Just as ‘Self Care‘ exhibits, ‘Swimming‘ features the most singing vocals yet from a Mac project, and to good effect, particularly in how well he intertwines moodier, mellow rapping with his soothing and blissful melodious approach which result in creation of harmonic symphonies aplenty. This was a feature on a few of the numbers that make up ‘The Divine Feminine‘ and has been refined well here, with layered vocals providing a full, encompassing dynamic that come off so silky and perhaps more importantly befit the lyrics they deliver very well.

The pain caused from recent break-up with ex Ariana Grande, aswell as various inner demons that plague his headspace and other life situations are conveyed through his expressive singing – ‘2009‘ for example, you can practically hear the wobble in his voice, matched with the twinkling piano keys makes this song a powerful delivery of emotion – his singing is easy to listen to, and extremely poignant.

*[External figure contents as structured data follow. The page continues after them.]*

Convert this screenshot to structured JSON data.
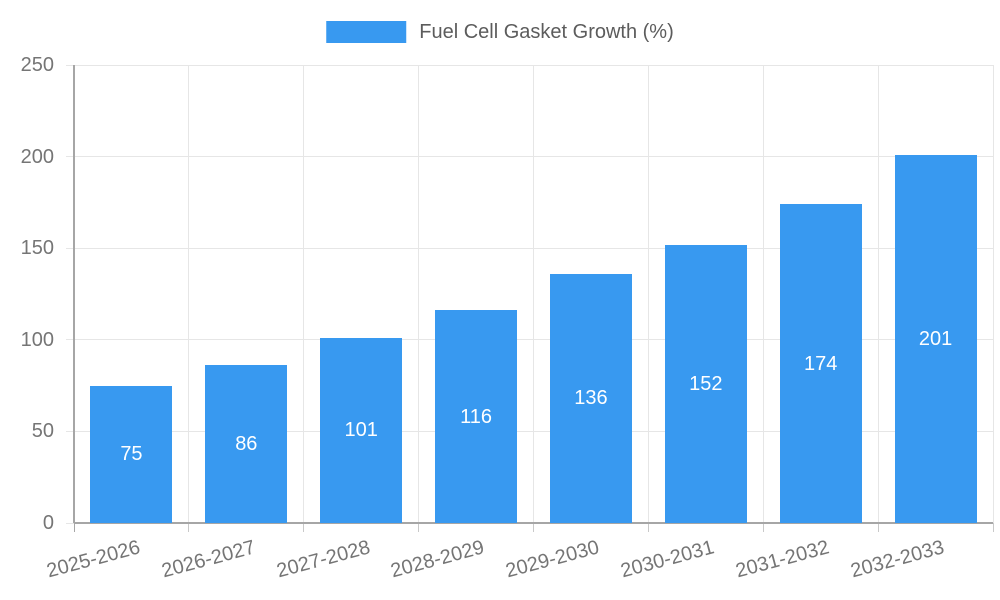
{
  "chart_data": {
    "type": "bar",
    "title": "Fuel Cell Gasket Growth (%)",
    "categories": [
      "2025-2026",
      "2026-2027",
      "2027-2028",
      "2028-2029",
      "2029-2030",
      "2030-2031",
      "2031-2032",
      "2032-2033"
    ],
    "series": [
      {
        "name": "Fuel Cell Gasket Growth (%)",
        "values": [
          75,
          86,
          101,
          116,
          136,
          152,
          174,
          201
        ]
      }
    ],
    "xlabel": "",
    "ylabel": "",
    "ylim": [
      0,
      250
    ],
    "yticks": [
      0,
      50,
      100,
      150,
      200,
      250
    ],
    "grid": true,
    "legend_position": "top-center",
    "value_labels_position": "inside-center",
    "colors": {
      "bar": "#3899F0",
      "value_label": "#FFFFFF",
      "grid": "#E6E6E6",
      "axis": "#A6A6A6",
      "bottom_tick": "#C9C9C9",
      "tick_label": "#757575",
      "legend_text": "#5C5C5C",
      "background": "#FFFFFF"
    }
  }
}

Mac deploys some signature hazy flows atop spacey, floating laidback production for the most part, one of the greatest strengths of the album is how cohesive a project it is. The tracks flow – or swim – fluidly into one another; the project is clearly a well-thought out venture. ‘Swimming‘ feels like a long leisurely cruise down an open motorway on a Sunday afternoon; it reeks of relaxation and is so chill to listen to. In this sense the album has a quaint and mellow presence and may take a couple of listens for one to really enjoy it for this factor; this was exactly the case with myself.

Mac Miller Swimming

‘Swimming’ is out now via Warner Bros. Records and is live on all streaming services.